PB神经网络损失函数问题
我在编写一个PB神经网络,在反向传播时出现了问题,我的损失函数是daf(x)*(T-O)其中daf(x)为激活函数在此点的导数,
T为正确结果,O是实际结果,我的激活函数是tanh,但神经网络好像误解了我的意思,他试图使输出逼近一,此点导数为零
所以损失函数为零。
我想知道是不是我的损失函数出错了,正确的损失函数是什么,还是我的代码出了问题?
我的代码如下
import numpy as np
def tanh(x: np.ndarray) -> float:
return np.tanh(x)
def derived_tanh(x: np.ndarray) -> float:
return 1 - (x**2)
def ReLU(x: np.ndarray) -> float:
return (np.abs(x) + x) / 2
def derived_ReLU(x: np.ndarray) -> float:
return (x > 0) * 1
class BPNN:
def __init__(self, input_num: int, output_num: int, storey: int, num: int, activation_function, derived_Activation_Function) -> None:
self.input_num = input_num
self.output_num = output_num
self.storey = storey
self.num = num
self.weight_in = np.random.randn(self.num, self.input_num)
self.weight_mi = np.random.randn(self.storey - 1, self.num, self.num)
self.weight_ou = np.random.randn(self.output_num, self.num)
self.bias = np.random.randn(self.storey, self.num)
self.activation_function = activation_function
self.derived_Activation_Function = derived_Activation_Function
def out(self, inputs: np.ndarray, right_output: np.ndarray = None, learnning_rate: float = None) -> np.ndarray:
out = np.array(self.bias)
out[0] = self.activation_function(np.sum(self.weight_in * inputs, axis=1))
for i in range(1, self.storey - 1):
out[i] = self.activation_function(np.sum(self.weight_mi[i - 1] * out[i - 1], axis=1))
output = self.activation_function(np.sum(self.weight_ou * out[self.storey - 1], axis=1))
if right_output is None:
return output
else:
e_ou = (right_output - output) * self.derived_Activation_Function(output)
e_mi = np.zeros([self.storey, self.num])
e_mi[self.storey - 1] = np.sum(e_ou * self.weight_ou, axis=0) * self.derived_Activation_Function(out[self.storey - 1])
for i in range(self.storey - 2, -1, -1):
e_mi[i] = np.sum(e_mi[i + 1] * self.weight_mi[i], axis=0) * self.derived_Activation_Function(out[i])

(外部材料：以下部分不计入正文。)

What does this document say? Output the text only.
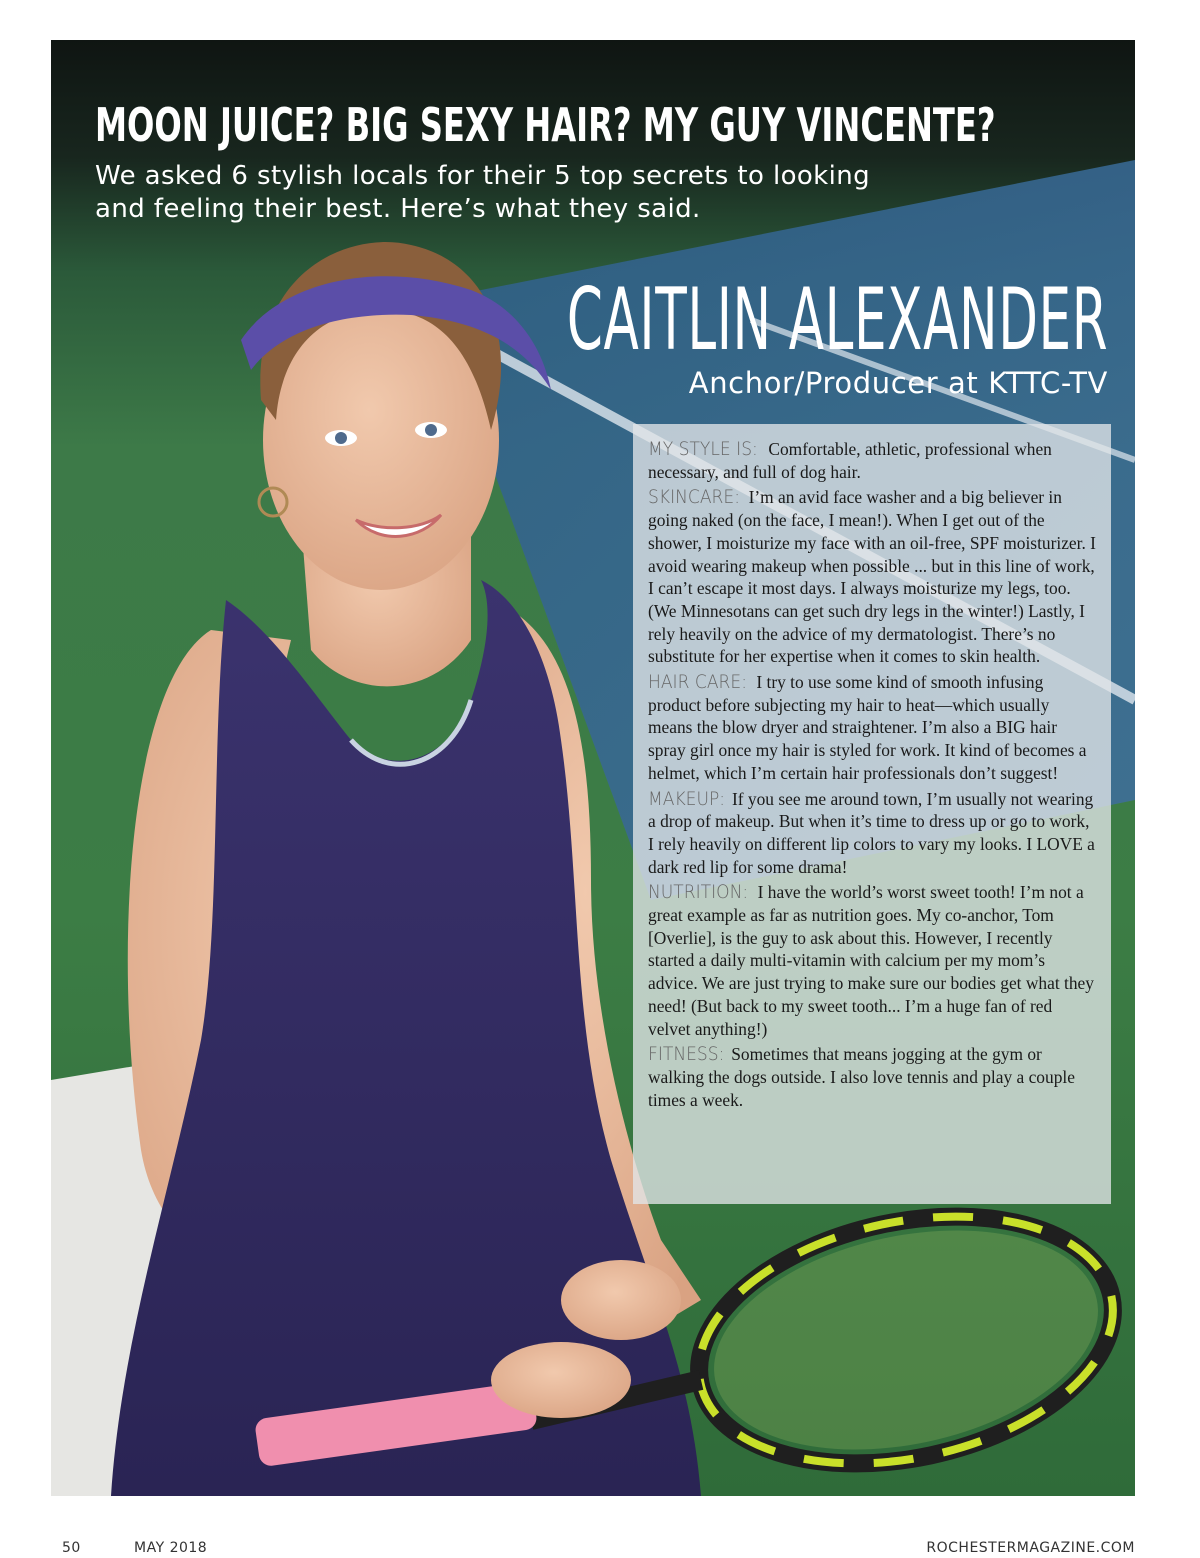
MOON JUICE? BIG SEXY HAIR? MY GUY VINCENTE?

We asked 6 stylish locals for their 5 top secrets to looking and feeling their best. Here’s what they said.

CAITLIN ALEXANDER

Anchor/Producer at KTTC-TV

MY STYLE IS: Comfortable, athletic, professional when necessary, and full of dog hair.

SKINCARE: I’m an avid face washer and a big believer in going naked (on the face, I mean!). When I get out of the shower, I moisturize my face with an oil-free, SPF moisturizer. I avoid wearing makeup when possible ... but in this line of work, I can’t escape it most days. I always moisturize my legs, too. (We Minnesotans can get such dry legs in the winter!) Lastly, I rely heavily on the advice of my dermatologist. There’s no substitute for her expertise when it comes to skin health.

HAIR CARE: I try to use some kind of smooth infusing product before subjecting my hair to heat—which usually means the blow dryer and straightener. I’m also a BIG hair spray girl once my hair is styled for work. It kind of becomes a helmet, which I’m certain hair professionals don’t suggest!

MAKEUP: If you see me around town, I’m usually not wearing a drop of makeup. But when it’s time to dress up or go to work, I rely heavily on different lip colors to vary my looks. I LOVE a dark red lip for some drama!

NUTRITION: I have the world’s worst sweet tooth! I’m not a great example as far as nutrition goes. My co-anchor, Tom [Overlie], is the guy to ask about this. However, I recently started a daily multi-vitamin with calcium per my mom’s advice. We are just trying to make sure our bodies get what they need! (But back to my sweet tooth... I’m a huge fan of red velvet anything!)

FITNESS: Sometimes that means jogging at the gym or walking the dogs outside. I also love tennis and play a couple times a week.

50	MAY 2018	ROCHESTERMAGAZINE.COM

self.weight_ou += (learnning_rate * e_ou).reshape([-1, 1]) * out[self.storey - 1]
for i in range(self.storey - 2, -1, -1):
self.weight_mi[i] += (learnning_rate * e_mi[i + 1]).reshape([-1, 1]) * out[i]

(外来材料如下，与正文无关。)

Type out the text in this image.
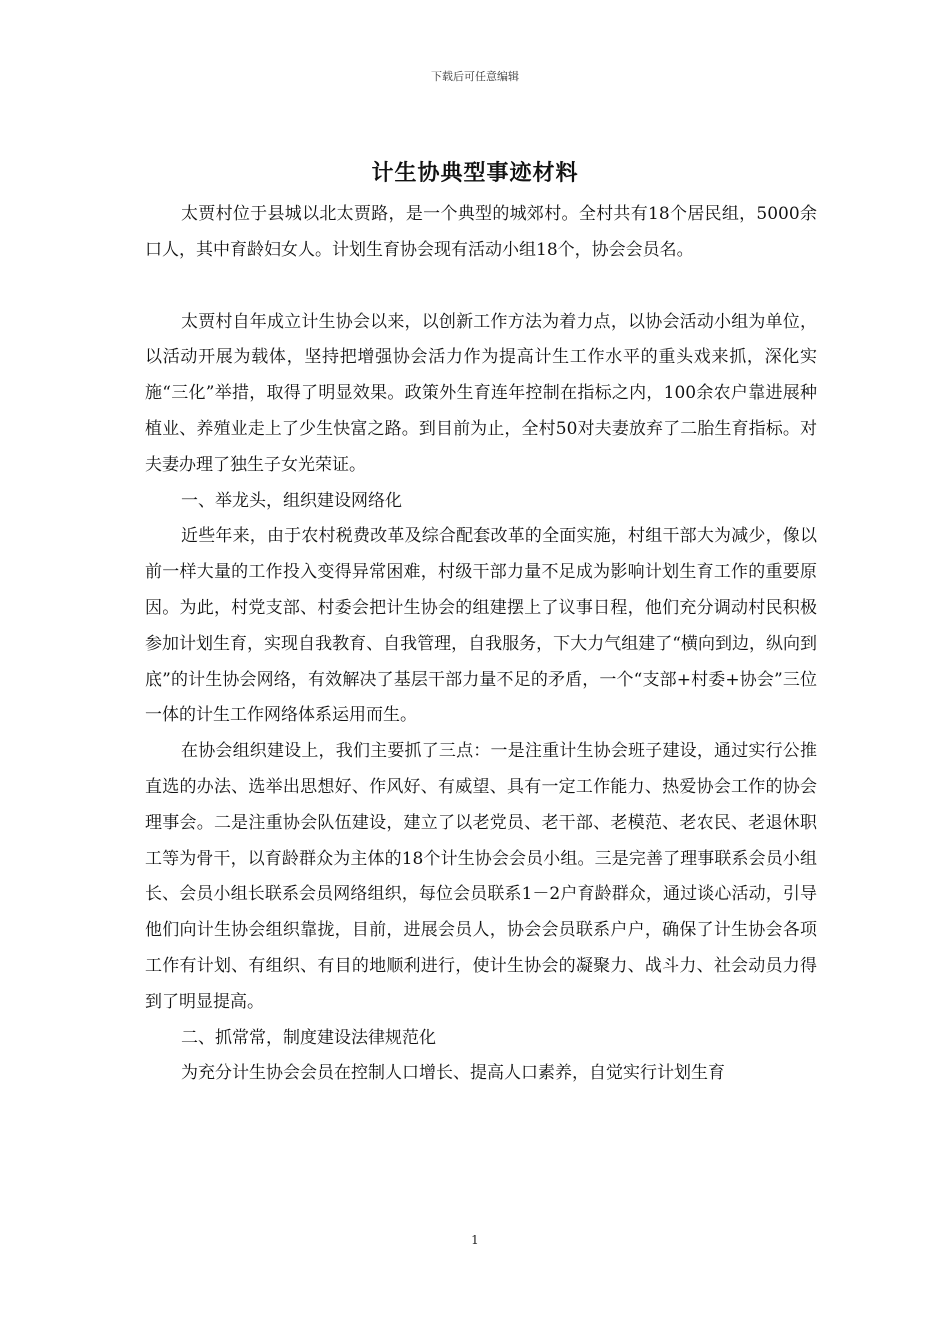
下载后可任意编辑
计生协典型事迹材料

太贾村位于县城以北太贾路，是一个典型的城郊村。全村共有18个居民组，5000余口人，其中育龄妇女人。计划生育协会现有活动小组18个，协会会员名。

太贾村自年成立计生协会以来，以创新工作方法为着力点，以协会活动小组为单位，以活动开展为载体，坚持把增强协会活力作为提高计生工作水平的重头戏来抓，深化实施“三化”举措，取得了明显效果。政策外生育连年控制在指标之内，100余农户靠进展种植业、养殖业走上了少生快富之路。到目前为止，全村50对夫妻放弃了二胎生育指标。对夫妻办理了独生子女光荣证。

一、举龙头，组织建设网络化

近些年来，由于农村税费改革及综合配套改革的全面实施，村组干部大为减少，像以前一样大量的工作投入变得异常困难，村级干部力量不足成为影响计划生育工作的重要原因。为此，村党支部、村委会把计生协会的组建摆上了议事日程，他们充分调动村民积极参加计划生育，实现自我教育、自我管理，自我服务，下大力气组建了“横向到边，纵向到底”的计生协会网络，有效解决了基层干部力量不足的矛盾，一个“支部+村委+协会”三位一体的计生工作网络体系运用而生。

在协会组织建设上，我们主要抓了三点：一是注重计生协会班子建设，通过实行公推直选的办法、选举出思想好、作风好、有威望、具有一定工作能力、热爱协会工作的协会理事会。二是注重协会队伍建设，建立了以老党员、老干部、老模范、老农民、老退休职工等为骨干，以育龄群众为主体的18个计生协会会员小组。三是完善了理事联系会员小组长、会员小组长联系会员网络组织，每位会员联系1－2户育龄群众，通过谈心活动，引导他们向计生协会组织靠拢，目前，进展会员人，协会会员联系户户，确保了计生协会各项工作有计划、有组织、有目的地顺利进行，使计生协会的凝聚力、战斗力、社会动员力得到了明显提高。

二、抓常常，制度建设法律规范化

为充分计生协会会员在控制人口增长、提高人口素养，自觉实行计划生育

1
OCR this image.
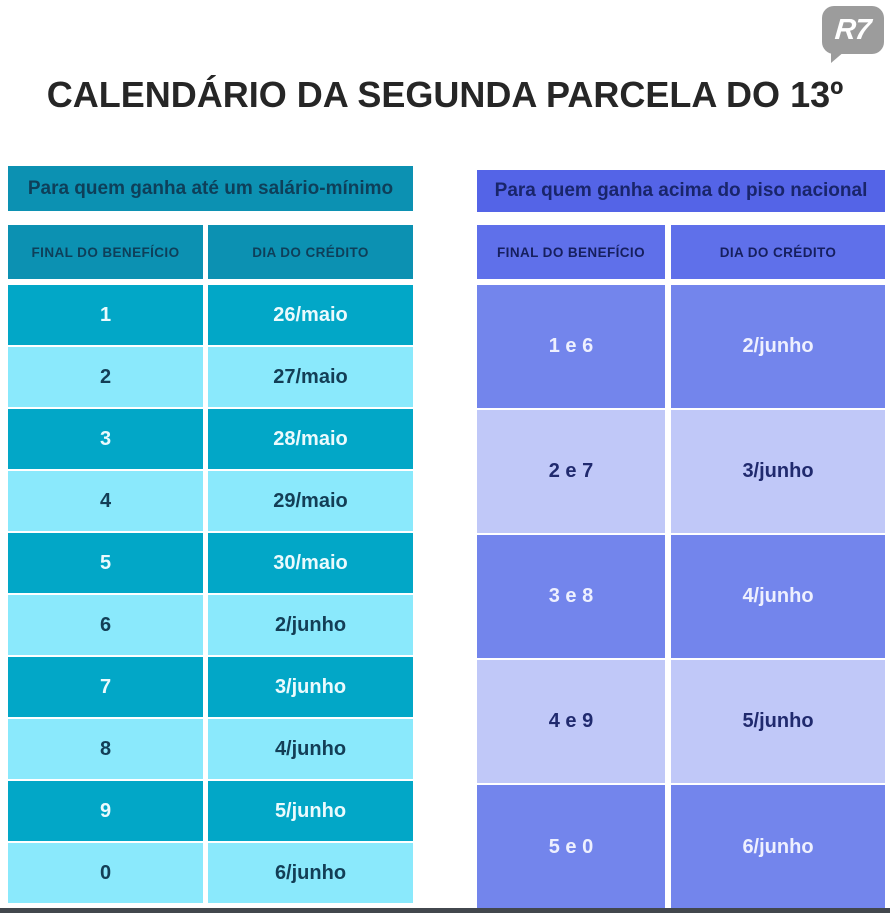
R7
CALENDÁRIO DA SEGUNDA PARCELA DO 13º
Para quem ganha até um salário-mínimo
FINAL DO BENEFÍCIO	DIA DO CRÉDITO
1	26/maio
2	27/maio
3	28/maio
4	29/maio
5	30/maio
6	2/junho
7	3/junho
8	4/junho
9	5/junho
0	6/junho
Para quem ganha acima do piso nacional
FINAL DO BENEFÍCIO	DIA DO CRÉDITO
1 e 6	2/junho
2 e 7	3/junho
3 e 8	4/junho
4 e 9	5/junho
5 e 0	6/junho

self.bias[i + 1] += learnning_rate * e_mi[i + 1]
self.bias[0] += learnning_rate * e_mi[0]
self.weight_in += (learnning_rate * e_mi[0]).reshape([-1, 1]) * inputs
return output
def train(self, inputs: np.ndarray, right_output: np.ndarray, learning_rate: float, garter: float) -> None:
data = np.random.shuffle(np.arange(0, inputs.shape[0]))
train_in = inputs[data[np.arange(0, int(inputs.shape[0] * 0.7))]]
train_ou = right_output[data[np.arange(int(inputs.shape[0] * 0.7), inputs.shape[0])]]
test_in = inputs[data[np.arange(0, int(inputs.shape[0] * 0.7))]]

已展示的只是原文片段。